Migration : bientôt un manuel de protection des migrants vulnérables

Dans le cadre de ses activités de lutte contre la traite des personnes, et en prélude au lancement de son Manuel sur la protection et l’aide aux migrants vulnérables à la violence, à l’exploitation et aux mauvais traitements, l’Organisation internationale pour les migrations (OIM) a organisé, le mardi 24 septembre 2019, à l’hôtel de l’Amitié, la formation et aide aux migrants vulnérables à la violence, à l’exploitation et aux mauvais traitements.

C’était sous l’égide du Chef de mission de l’OIM-Mali, Pascal Reyntjens, en présence une trentaine de participants. Cette session de formation s’inscrit dans le cadre de la mise en œuvre du projet « Safety, support and solutions in the central méditerranéen route », financé par le Département pour le développement international (DFID) du Royaume-Uni.
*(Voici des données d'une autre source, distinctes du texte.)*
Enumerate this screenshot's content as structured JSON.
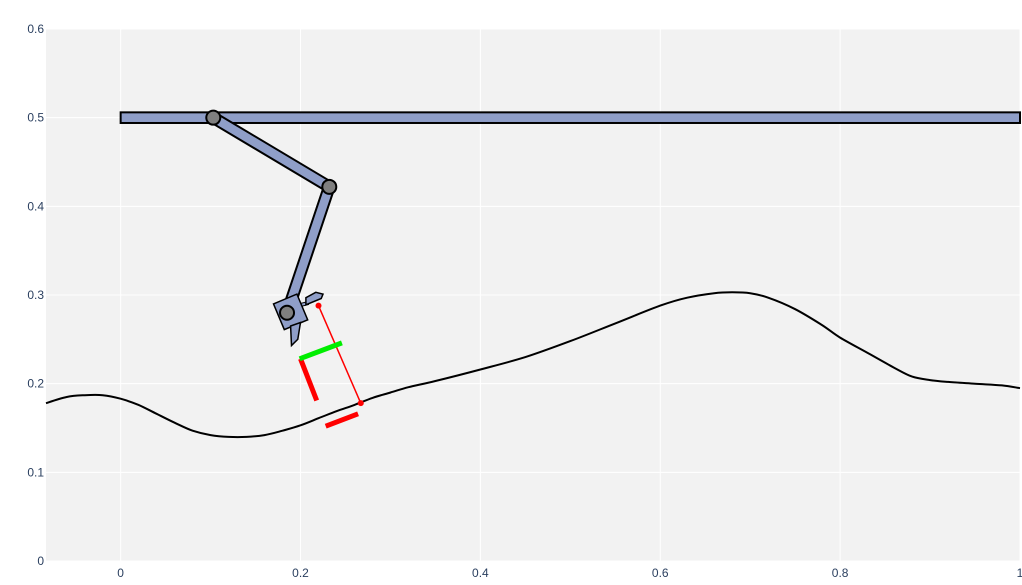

Elle vise à recueillir les impressions de la trentaine des participants, hauts responsables et acteurs impliqués dans la protection et l’assistance aux migrants vulnérables au Mali, afin d’introduire les concepts clés et les mécanismes d’action liés à l’aide et la protection des migrants vulnérables au niveau structurel, individuel et familial au dit manuel. Bon nombre de migrants sont aujourd’hui victimes de violence, d’exploitation et de mauvais traitements, sans pour autant bénéficier d’un régime de protection ou d’une assistance adéquate. Ce peut être le cas, par exemple, de travailleurs migrants employés dans des conditions d’exploitation, ou bien de personnes pour qui le recours aux services de passeurs serait susceptible de les exposer à des risques importants pour leur vie et leur sécurité.

C’est encore le cas de celles et ceux qui, en raison de leur statut de migrant, sont parfois victimes de mauvais traitements ou d’exploitation, sous la forme notamment de demandes de pots-de-vin, de travail ou d’actes sexuels, ou encore d’enlèvements contre rançon.

Enfin, le parcours migratoire peut comporter des risques qui peuvent rendre les migrants vulnérables, comme la perte de documents, l’insuffisance de ressources pour poursuivre le voyage en toute sécurité et dignité, des facteurs de stress psychosociaux graves, ou l’exposition à des éléments criminels et à la violence sexiste. Ces risques sont souvent aggravés par un accès limité à des services propres à atténuer leur impact ou à y remédier.

Selon le chef de Mission de l’OIM-Mali, de telles situations nécessitent de la part des différents acteurs impliqués aux échelons global, régional et local des réponses cohérentes et concertées.

Dans ce contexte, l’OIM a récemment développé un Manuel qui est en cours de publication. Il a pour principal objectif d’apporter une clarté conceptuelle, de donner des définitions opérationnelles et de proposer un cadre de protection et d’assistance à l’usage de l’OIM et d’autres acteurs. Il est fondé sur une approche holistique de la vulnérabilité des migrants à la violence, à l’exploitation et aux mauvais traitements », a-t-il expliqué

Il comprend une grille de lecture permettant d’évaluer les facteurs de risque et de protection, les « déterminants de la vulnérabilité des migrants » aux niveaux individuels, de la famille ou du ménage, ainsi qu’aux niveaux communautaire et structurel.

Aussi, propose-t-il, un cadre programmatique d’action pour protéger et aider les migrants vulnérables, et ce à différentes étapes du processus migratoire : dans les pays d’origine, de transit et de destination.

Au cours de cette formation, les participants ont été imprégnés sur les thèmes suivants : Qu’est-ce que le modèle des déterminants de la vulnérabilité des migrants ? Réponse au niveau structurel : concepts, cadre d’analyse et principes ; les acteurs impliqués dans la réponse à la vulnérabilité des migrants au niveau structurel ; types d’action et recommandations.